When these files are stored in a remote Git repository connected to Infrahub, it can automatically import and run the check whenever a proposed change is created or updated.

Adding check files to an external Git repository

Now that we have the files, we need to place them in a Git repository. You might already have a repository with an existing .infrahub.yml file, or you can create a new one just for this purpose.

Once the repository is set up, you can add it to Infrahub. You can add a remote Git repository to Infrahub by navigating to Integrations > Git Repositories in the web interface.

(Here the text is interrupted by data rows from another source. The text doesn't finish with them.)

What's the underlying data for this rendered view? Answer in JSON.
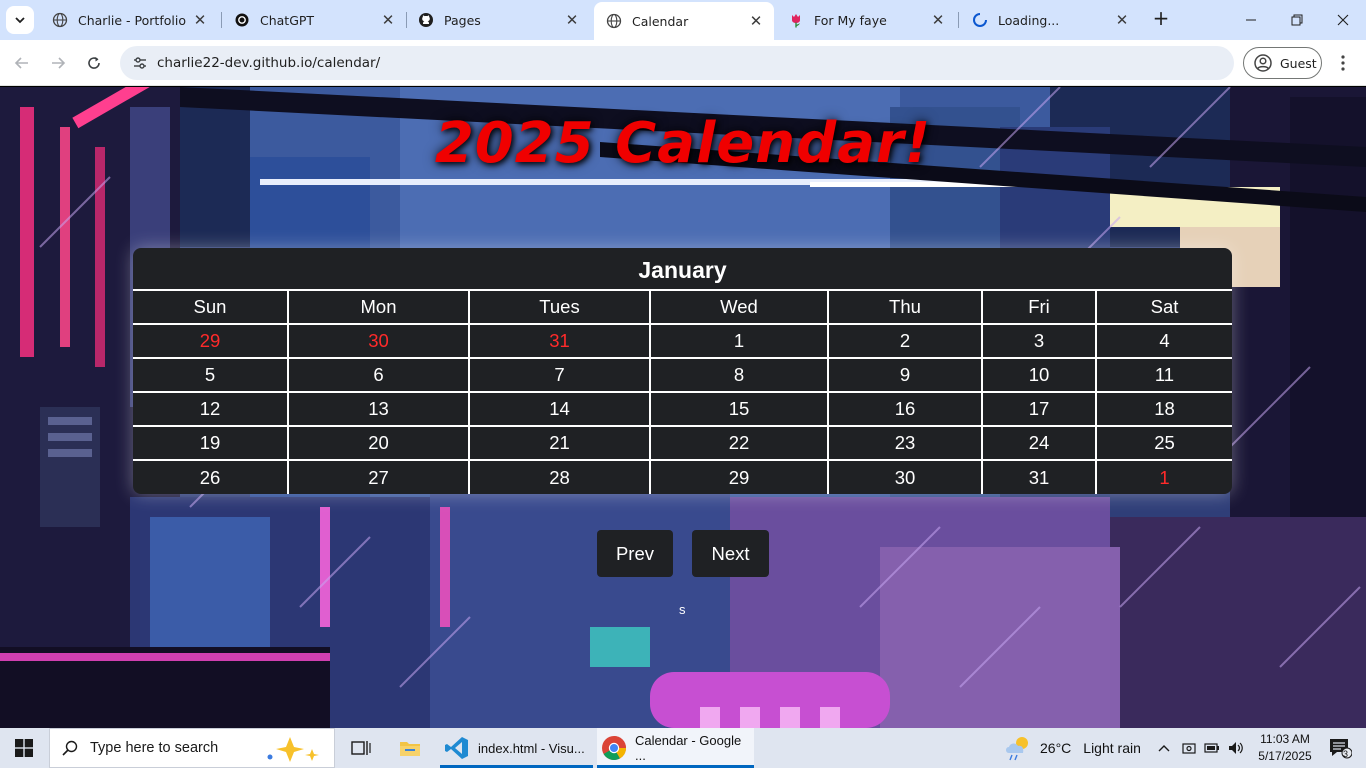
{
  "browser": {
    "tabs": [
      {
        "title": "Charlie - Portfolio",
        "favicon": "globe-icon",
        "active": false
      },
      {
        "title": "ChatGPT",
        "favicon": "chatgpt-icon",
        "active": false
      },
      {
        "title": "Pages",
        "favicon": "github-icon",
        "active": false
      },
      {
        "title": "Calendar",
        "favicon": "globe-icon",
        "active": true
      },
      {
        "title": "For My faye",
        "favicon": "tulip-icon",
        "active": false
      },
      {
        "title": "Loading...",
        "favicon": "loading-spinner-icon",
        "active": false
      }
    ],
    "url": "charlie22-dev.github.io/calendar/",
    "profile_label": "Guest"
  },
  "page": {
    "title": "2025 Calendar!",
    "calendar": {
      "month": "January",
      "weekdays": [
        "Sun",
        "Mon",
        "Tues",
        "Wed",
        "Thu",
        "Fri",
        "Sat"
      ],
      "weeks": [
        [
          {
            "d": "29",
            "other": true
          },
          {
            "d": "30",
            "other": true
          },
          {
            "d": "31",
            "other": true
          },
          {
            "d": "1"
          },
          {
            "d": "2"
          },
          {
            "d": "3"
          },
          {
            "d": "4"
          }
        ],
        [
          {
            "d": "5"
          },
          {
            "d": "6"
          },
          {
            "d": "7"
          },
          {
            "d": "8"
          },
          {
            "d": "9"
          },
          {
            "d": "10"
          },
          {
            "d": "11"
          }
        ],
        [
          {
            "d": "12"
          },
          {
            "d": "13"
          },
          {
            "d": "14"
          },
          {
            "d": "15"
          },
          {
            "d": "16"
          },
          {
            "d": "17"
          },
          {
            "d": "18"
          }
        ],
        [
          {
            "d": "19"
          },
          {
            "d": "20"
          },
          {
            "d": "21"
          },
          {
            "d": "22"
          },
          {
            "d": "23"
          },
          {
            "d": "24"
          },
          {
            "d": "25"
          }
        ],
        [
          {
            "d": "26"
          },
          {
            "d": "27"
          },
          {
            "d": "28"
          },
          {
            "d": "29"
          },
          {
            "d": "30"
          },
          {
            "d": "31"
          },
          {
            "d": "1",
            "other": true
          }
        ]
      ]
    },
    "prev_label": "Prev",
    "next_label": "Next",
    "stray_text": "s",
    "colors": {
      "title": "#f00000",
      "other_month_day": "#ff2a2a",
      "calendar_bg": "#1f2124"
    }
  },
  "taskbar": {
    "search_placeholder": "Type here to search",
    "apps": [
      {
        "label": "index.html - Visu...",
        "icon": "vscode-icon"
      },
      {
        "label": "Calendar - Google ...",
        "icon": "chrome-icon"
      }
    ],
    "weather": {
      "temp": "26°C",
      "condition": "Light rain"
    },
    "time": "11:03 AM",
    "date": "5/17/2025",
    "notification_count": "3"
  }
}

There, you’ll provide the repository URL along with authentication details.

For authentication, you can use an access token generated from platforms like GitHub or GitLab. Once connected, Infrahub will be able to fetch and use the checks defined in that repository as part of your proposed change process.

After connecting the remote repository, you can navigate to Actions > Check Definition in the Infrahub interface. Here, you’ll see the query and the check definitions that were imported from the connected repository. This confirms that Infrahub has recognized your check files and is ready to run them as part of the Proposed Change workflow.

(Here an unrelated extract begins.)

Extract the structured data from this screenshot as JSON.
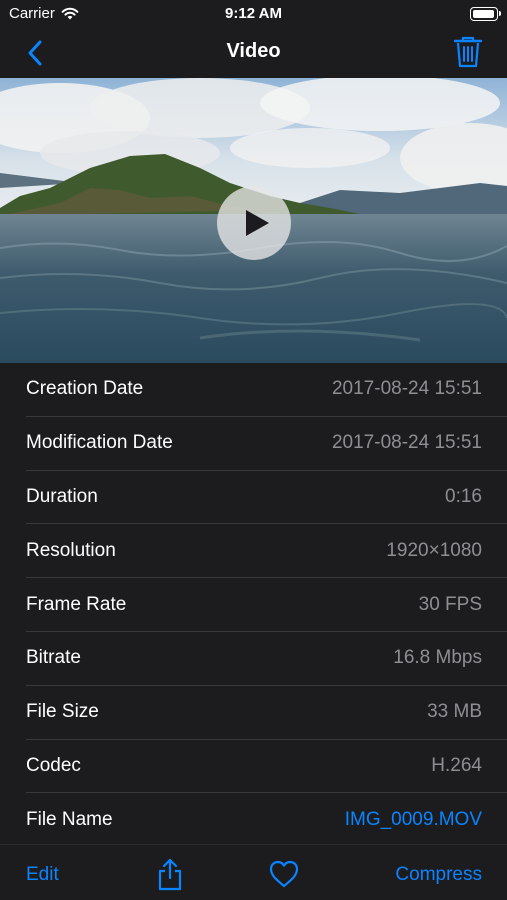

You can also verify that the checks are loaded correctly by running infrahubctl check --list. This command lists all the available checks defined in the connected repository, confirming that Infrahub has detected them.

infrahubctl check --list


Python checks defined in repository: 1

check_device_name (checks/devicename_check.py::DeviceNameCheck) Target: -global-

Testing our checks by making a change

Next, let’s create a new branch called change_name and make two edits. First, rename the existing device from ldn-core01 to ldn-core01-cisco. Then add a new device called ny-edge02-junos. Both names break our naming rule.

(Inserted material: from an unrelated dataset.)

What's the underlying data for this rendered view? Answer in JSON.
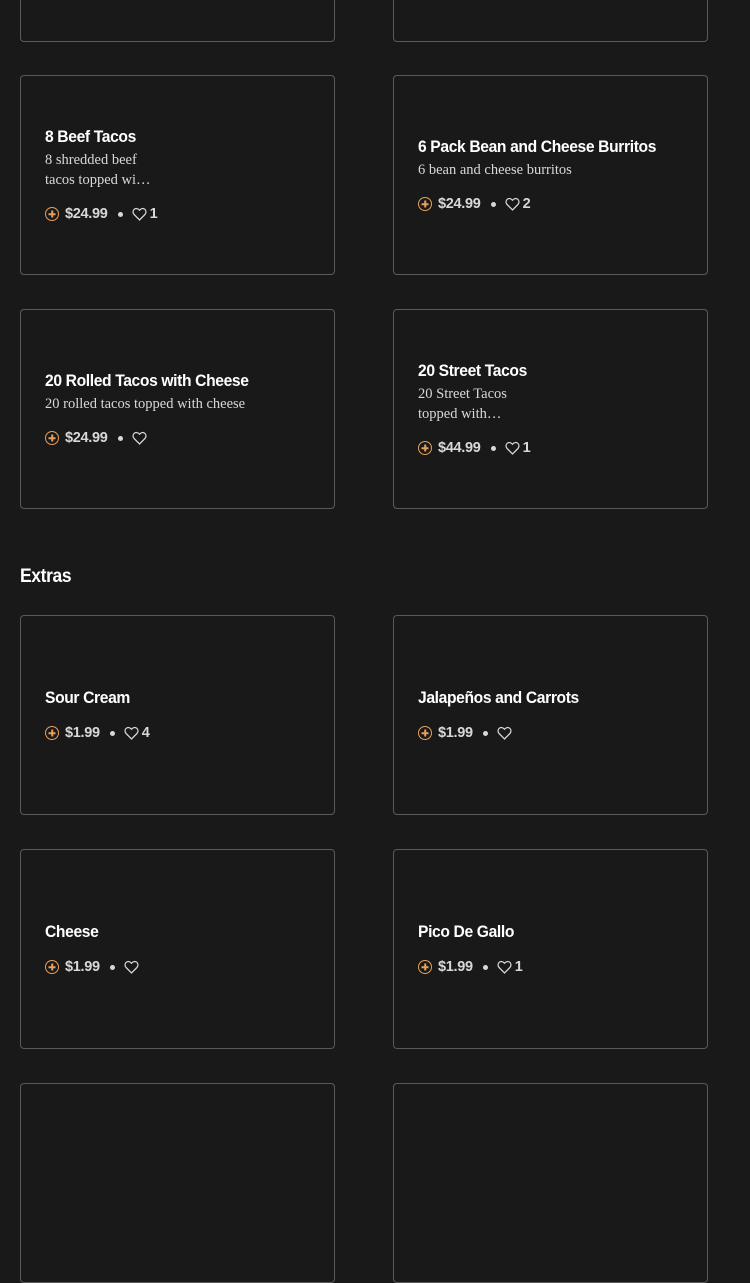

Open a Proposed Change from this branch and check the Checks tab. You’ll see the device name check fail, with clear messages showing which names don’t match the required pattern. This confirms the check is working and prevents invalid names from being merged into main.

You can also run the checks locally using the infrahubctl check command. This allows you to test and validate the checks on your branch to make sure they work as expected before creating a proposed change or starting the review process in the Infrahub GUI.

infrahubctl check check_device_name --branch=change_name


INFO     HTTP Request: POST http://infrahub-02.packet.lan:8000/graphql/change_name "HTTP/1.1 200 OK"

ERROR    devicename_check::DeviceNameCheck: FAILED

ERROR    Invalid device name: ldn-core01-cisco. Device names must follow pattern 'string-string01'

ERROR    Invalid device name: ny-edge02-junos. Device names must follow pattern 'string-string01'

Closing up

To wrap up, Infrahub’s change management workflow gives you a reliable way to manage both data and schema changes.

If you’re adding a new device, updating an attribute, or modifying the schema itself, every change follows the same process: You create a branch, make your updates, review the diff, run the checks, and then propose and merge the change.

This workflow adds control and visibility while bringing the same discipline from software version control into infrastructure management. By using branches and Proposed Changes, you can experiment, validate, and review updates safely before they reach production.

If you haven’t tried it yet, explore the Infrahub sandbox or set up your own instance to see how this workflow fits into your infrastructure operations. It’s a simple and reliable way to keep your infrastructure data accurate, consistent, and easy to maintain.